On the other hand, head coach Rahul Dravid compared the expectations that the people of India have for Virat Kohli with the weight of expectations on Sachin Tendulkar's shoulders when the Little Master was playing.

“In India when you become a player as big as Virat Kohli, people have such high expectations. When I played and used to bat with Sachin Tendulkar, I saw the same. Everyone wants him to score a century, score runs. And this happens because he has set a standard. He has scored centuries so regularly that people don't realise how tough it is to score a hundred. And then obviously, the pressure builds,” Rahul Dravid told Star Sports.

“A player of Kohli's calibre wants to contribute, stay involved. He looks at it in a way ‘How can I contribute?
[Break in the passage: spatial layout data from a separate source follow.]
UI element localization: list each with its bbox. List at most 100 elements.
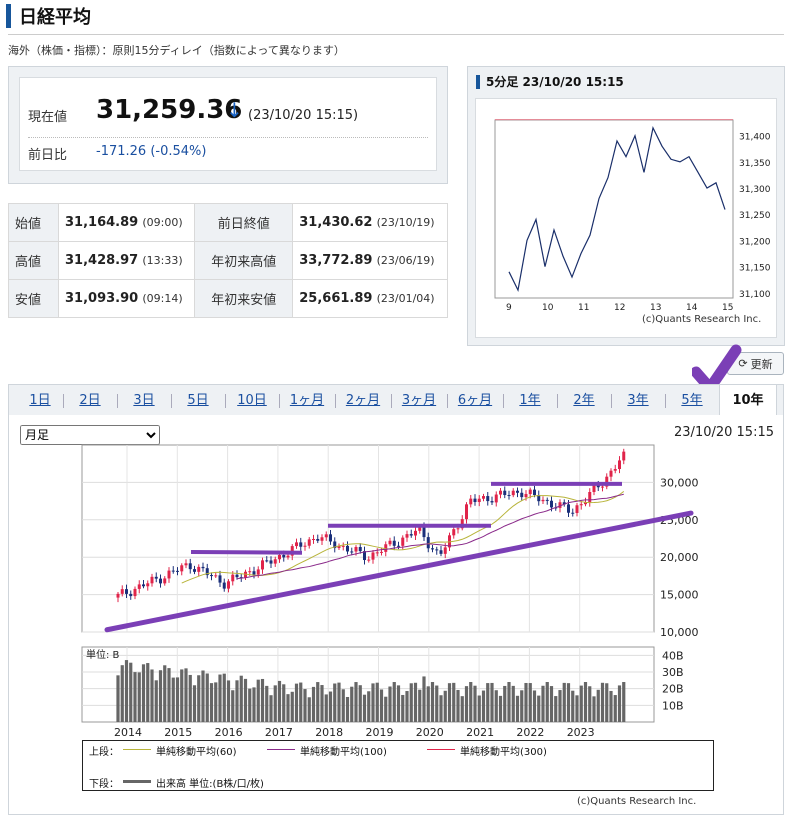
volume-bar <box>537 695 541 722</box>
candle-body <box>324 534 328 538</box>
volume-bar <box>341 689 345 722</box>
candle-body <box>452 529 456 536</box>
volume-bar <box>167 668 171 722</box>
y-tick-label: 31,300 <box>739 185 771 195</box>
candle-body <box>282 554 286 558</box>
plot-area <box>494 119 734 299</box>
y-tick-label: 15,000 <box>660 589 699 602</box>
divider <box>28 137 428 138</box>
table-row: 高値 31,428.97 (13:33) 年初来高値 33,772.89 (23… <box>8 241 448 280</box>
volume-bar <box>175 677 180 722</box>
open-time: (09:00) <box>142 216 183 229</box>
volume-bar <box>150 669 154 722</box>
y-tick-label: 31,350 <box>739 159 771 169</box>
tab-2[interactable]: 3日 <box>117 385 171 417</box>
current-label: 現在値 <box>28 110 68 125</box>
prev-close-label: 前日終値 <box>194 203 294 242</box>
volume-bar <box>273 685 277 722</box>
volume-bar <box>490 682 494 722</box>
tab-13[interactable]: 10年 <box>719 385 777 417</box>
candle-body <box>176 570 179 572</box>
candle-body <box>405 534 409 538</box>
volume-bar <box>464 686 469 722</box>
x-tick-label: 15 <box>722 303 733 313</box>
candle-body <box>579 504 583 506</box>
candle-body <box>473 498 477 503</box>
volume-bar <box>494 690 498 722</box>
tab-5[interactable]: 1ヶ月 <box>279 385 335 417</box>
candle-body <box>129 593 133 597</box>
x-tick-label: 2023 <box>567 726 595 739</box>
volume-bar <box>277 680 282 722</box>
volume-bar <box>260 678 265 722</box>
candle-body <box>154 576 158 579</box>
volume-bar <box>141 664 146 722</box>
candle-body <box>371 552 375 560</box>
resistance-line-annotation <box>190 549 303 555</box>
tab-3[interactable]: 5日 <box>171 385 225 417</box>
candle-body <box>477 498 481 503</box>
candle-body <box>116 593 120 598</box>
volume-bar <box>320 685 324 722</box>
volume-bar <box>392 682 396 722</box>
low-value: 31,093.90 <box>65 291 139 306</box>
refresh-label: 更新 <box>750 357 773 371</box>
candle-body <box>422 526 426 538</box>
candle-body <box>248 571 252 573</box>
tab-6[interactable]: 2ヶ月 <box>335 385 391 417</box>
quote-time: (23/10/20 15:15) <box>248 108 359 123</box>
volume-bar <box>328 691 333 722</box>
volume-bar <box>583 682 588 722</box>
volume-bar <box>447 683 452 722</box>
candle-body <box>465 504 468 520</box>
volume-bar <box>252 687 256 722</box>
candle-body <box>210 575 213 577</box>
ytd-low-label: 年初来安値 <box>194 279 294 318</box>
volume-bar <box>481 690 486 722</box>
volume-bar <box>562 682 566 722</box>
volume-bar <box>575 695 579 722</box>
tab-7[interactable]: 3ヶ月 <box>391 385 447 417</box>
volume-bar <box>120 665 124 722</box>
volume-bar <box>498 695 503 722</box>
volume-bar <box>571 690 575 722</box>
tab-9[interactable]: 1年 <box>503 385 557 417</box>
candle-body <box>320 537 324 541</box>
candle-body <box>392 540 396 546</box>
candle-body <box>354 547 358 552</box>
volume-bar <box>452 682 456 722</box>
volume-bar <box>456 689 460 722</box>
tab-1[interactable]: 2日 <box>63 385 117 417</box>
candle-body <box>146 583 150 587</box>
candle-body <box>218 575 222 583</box>
volume-bar <box>197 675 201 722</box>
down-arrow-icon: ↓ <box>226 98 243 122</box>
y-tick-label: 10,000 <box>660 626 699 639</box>
high-value: 31,428.97 <box>65 253 139 268</box>
intraday-header: 5分足 23/10/20 15:15 <box>476 73 624 90</box>
volume-bar <box>180 669 184 722</box>
candle-body <box>159 578 162 584</box>
volume-bar <box>354 682 358 722</box>
volume-bar <box>384 696 388 722</box>
tab-10[interactable]: 2年 <box>557 385 611 417</box>
tab-12[interactable]: 5年 <box>665 385 719 417</box>
tab-4[interactable]: 10日 <box>225 385 279 417</box>
candle-body <box>431 548 434 550</box>
candle-body <box>193 569 196 572</box>
candle-body <box>528 489 532 495</box>
candle-body <box>401 537 405 546</box>
volume-bar <box>532 690 537 722</box>
volume-bar <box>613 695 617 722</box>
volume-bar <box>239 675 243 722</box>
volume-bar <box>545 682 549 722</box>
candle-body <box>482 496 485 499</box>
candle-body <box>375 552 379 554</box>
candle-body <box>350 551 354 553</box>
volume-bar <box>515 695 520 722</box>
tab-11[interactable]: 3年 <box>611 385 665 417</box>
tab-8[interactable]: 6ヶ月 <box>447 385 503 417</box>
y-tick-label: 31,400 <box>739 133 771 143</box>
tab-0[interactable]: 1日 <box>17 385 63 417</box>
intraday-title: 5分足 23/10/20 15:15 <box>486 75 624 89</box>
What can I do to win the match for India?' And somewhere he must have felt that I am not able to give that world-class performance in Test matches which the team has become habitual of,” he pointed out.

“If young kids are watching – we keep talking and sometimes as coach, we get frustrated too – I hear a lot that ‘this is my style and I'm only going to play like this'. In this match a big player has shown that if the situation is tough and the team is slightly on the defensive, the opposition is not giving you boundaries, you can play differently and still score a century for the team.”

“He scored just five fours in his first 100 runs. He could have gotten frustrated – felt I will smash, dominate – but he knew what the team needed in that situation. This is a special trait of a big player. Doesn't matter how great a player you are, you need to have humility, the will to,” Rahul Dravid concluded.